Nov. 27, 2019
What's wrong with geoengineering climate change?
Researchers have been coming up with some pretty interesting ideas on how to slow down climate change. From sucking carbon dioxide and other greenhouse gases out of the air, to shooting particles in the stratosphere to reduce the amount of the sun’s heat from reaching Earth.
But have you ever stopped to think about the potentially negative effects these ideas may have in our quest to abate climate change?
These questions are ones Anna-Maria Hubert, an assistant professor in the Faculty of Law, is looking to provide guidance on with her Geoengineering Research Governance Project (GRGP), for which she recently received recognition as a Peak Scholar from the University of Calgary.

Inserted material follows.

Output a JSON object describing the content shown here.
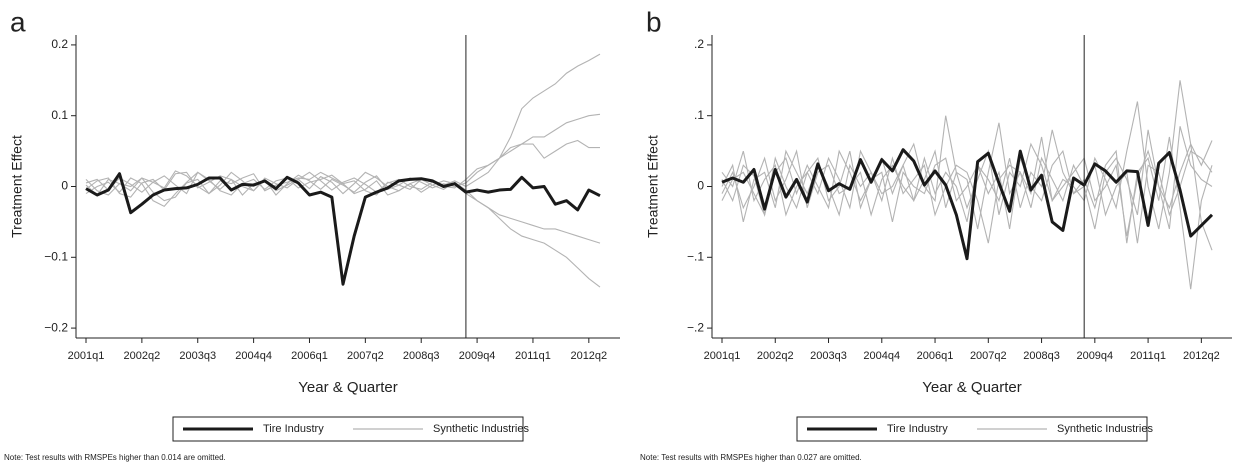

According to The Royal Society, geoengineering refers to large-scale interventions in Earth systems to offset climate change. For Hubert, it is something that requires norms and guidelines to ensure we are not doing more harm than good. It is also a matter that should not just be left to scientists and other experts to determine, but instead requires broad input from different sectors of society so that research and development in this field proceeds in an effective, fair, and democratically accountable way.
“The GRGP is an interdisciplinary collaboration with the University of Oxford and Institute for Advanced Sustainability Studies in Germany,” explains Hubert, principal investigator of the project. “Our primary goal is to understand how legal frameworks can evolve to meet the challenges posed by technologies planned for deliberate large-scale interventions in natural systems in the face of dangerous climate change.”
One of the more innovative research outputs of the project was the development of a draft Code of Conduct for Responsible Geoengineering Research, which aims to provide guidance for governments, international bodies, and scientists and other actors who are interested doing their own field experiments or who are looking to develop and implement new laws and policies in this field of science.
The project is an important example of how knowledge translation, implementation and engagement can transform law and policy, and the Code of Conduct has already received significant attention from several international bodies and government agencies, most recently being presented to a U.S. National Academies of Sciences, Engineering, and Medicine committee studying these issues.
“In addition to more practical policy contributions with this project, we are also trying to develop more conceptual legal thinking around the role of science and technology in the protection of the environment,” says Hubert.
For example, Hubert’s work looks at the role of human rights and how they interact with science and technology in international environmental law. She has a forthcoming article in the European Journal of International Law which explores the so-called “right to science” recognizing the right of everyone enjoy the benefits of scientific progress and its applications.
Hubert will continue to publish research based on the work done in the GRGP, and to present the Code of Conduct at conferences, workshops and policy meetings to receive feedback and implement further improvements.
“It’s so important to continue these discussions and seek to understand issues related to geoengineering and its governance in all of their complexity,” says Hubert. “But my hope is that our project will help to advance thinking and scholarship on matters related to the regulation of science and technology more broadly.”
About Peak Scholars
Each year, deans are invited to nominate scholars from their faculty who have demonstrated excellence in startup ventures, commercialization, knowledge or technology transfer, community engagement, social innovation or research collaboration. Peak Scholars has been held annually since 2014, and has now recognized over 200 scholars at the University of Calgary.